Si vous avez une triangulaire au second tour, les trois listes se partagent les 75 sièges restants. Même en cas de scrutin très serré genre 34 % — 33 % — 33 %, la liste majoritaire récupère donc au moins 26 sièges grâce à l’élection proportionnelle. Ajoutez les 25 sièges réservés d’office, et un parti qui ne représente qu’un tiers des électeurs dispose d’une majorité absolue. Et dans le cas d’un ballottage, c’est pire.
La seule situation où il pourrait ne pas y avoir de majorité absolue dans le conseil régional, c’est s’il y avait plus de trois listes au second tour, et si en plus l’élection était suffisamment serrée pour que la liste majoritaire du second tour fasse moins de 33 % des suffrages exprimés. Théoriquement possible, mais jamais vu.
Concrètement, depuis celles de 2004, les élections régionales sont bel et bien des scrutins majoritaires.
C’est pris dans ce piège que le PS, aujourd’hui, est contraint de retirer des listes complètes et d’appeler à voter pour LR, dans l’espoir que le FN n’ait pas de majorité absolue dans les conseils régionaux où il est arrivé en tête au premier tour.
Au passage, tout cela renforce évidemment le discours du FN (vous savez, “les autres ils sont méchants, ils sont tous contre moi”, “LR et PS c’est pareil, ils sont associés depuis longtemps pour priver les Français de vrai choix”, et autres conneries du genre).

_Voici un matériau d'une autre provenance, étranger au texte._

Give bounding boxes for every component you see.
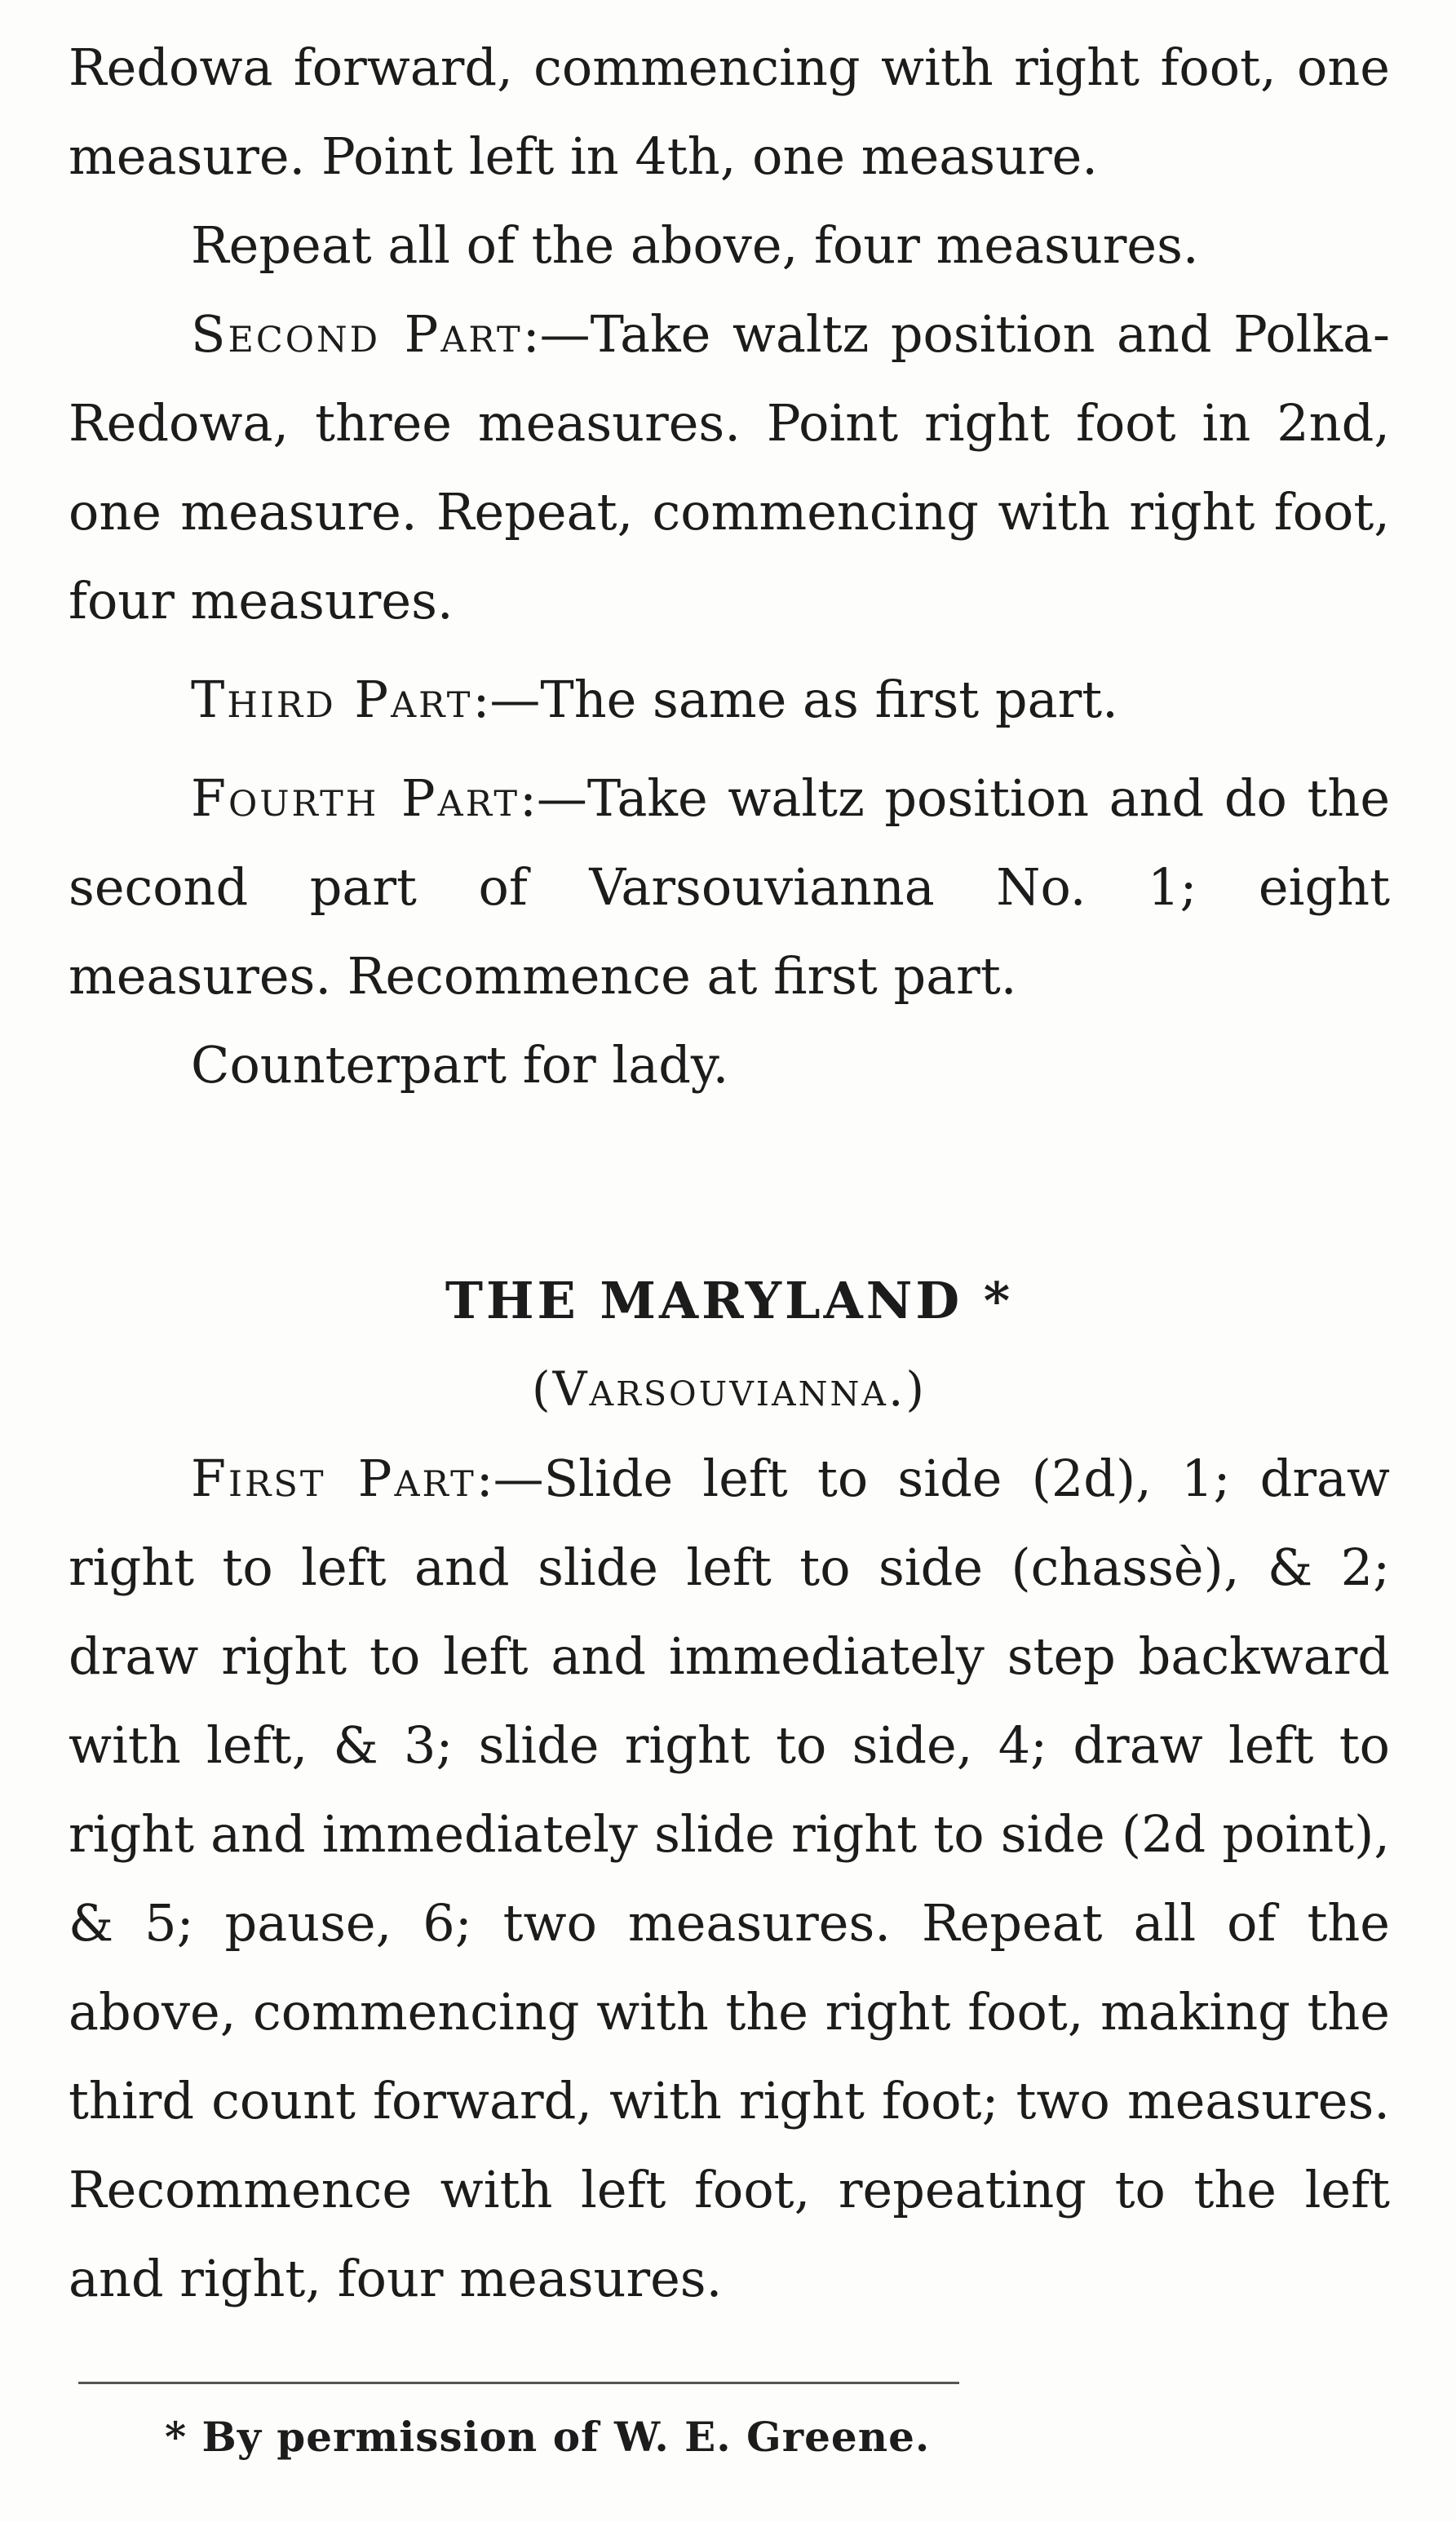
- first-part-label: First Part: [191, 1449, 476, 1508]
- document-page: [69, 23, 1390, 2474]
- third-part-text: :—The same as first part.: [472, 670, 1118, 729]
- third-part-paragraph: [69, 655, 1390, 744]
- section-subtitle: (Varsouvianna.): [531, 1361, 927, 1417]
- second-part-label: Second Part: [191, 304, 523, 364]
- counterpart-text: Counterpart for lady.: [191, 1035, 729, 1095]
- fourth-part-text: :—Take waltz position and do the second part of Varsouvianna No. 1; eight measures. Recommence at first part.: [69, 768, 1391, 1006]
- section-title: THE MARYLAND *: [445, 1271, 1014, 1330]
- first-part-text: :—Slide left to side (2d), 1; draw right to left and slide left to side (chassè), & 2; draw right to left and immediately step backward with left, & 3; slide right to side, 4; draw left to right and immediately slide right to side (2d point), & 5; pause, 6; two measures. Repeat all of the above, commencing with the right foot, making the third count forward, with right foot; two measures. Recommence with left foot, repeating to the left and right, four measures.: [69, 1449, 1390, 2308]
- intro-text: Redowa forward, commencing with right foot, one measure. Point left in 4th, one measure.: [69, 38, 1390, 186]
- third-part-label: Third Part: [191, 670, 473, 729]
- fourth-part-paragraph: [69, 754, 1390, 1020]
- footnote-divider: [78, 2382, 959, 2384]
- fourth-part-label: Fourth Part: [191, 768, 520, 828]
- intro-paragraph: [69, 23, 1390, 201]
- second-part-text: :—Take waltz position and Polka-Redowa, three measures. Point right foot in 2nd, one measure. Repeat, commencing with right foot, four measures.: [69, 304, 1390, 630]
- first-part-paragraph: [69, 1434, 1390, 2323]
- repeat-text: Repeat all of the above, four measures.: [191, 215, 1199, 275]
- repeat-paragraph: [69, 201, 1390, 290]
- footnote: * By permission of W. E. Greene.: [165, 2413, 931, 2461]
- second-part-paragraph: [69, 290, 1390, 645]
- counterpart-paragraph: [69, 1020, 1390, 1109]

Comme à chaque fois qu’on a voulu créer une “dictature démocratique”, où un vainqueur aussi marginal soit-il reçoive les pleins pouvoirs sous prétexte de simplifier la vie politique, la bande à Jospin a en fait tricoté un putain de piège en transformant un scrutin proportionnel en pseudo-proportionnel majoritaire. Et ce sont ses héritiers qui viennent de tomber comme des mouches dans ce piège ; je suis affligé du résultat, mais une toute petite part de moi ne peut s’empêcher de trouver cette chute extrêmement morale.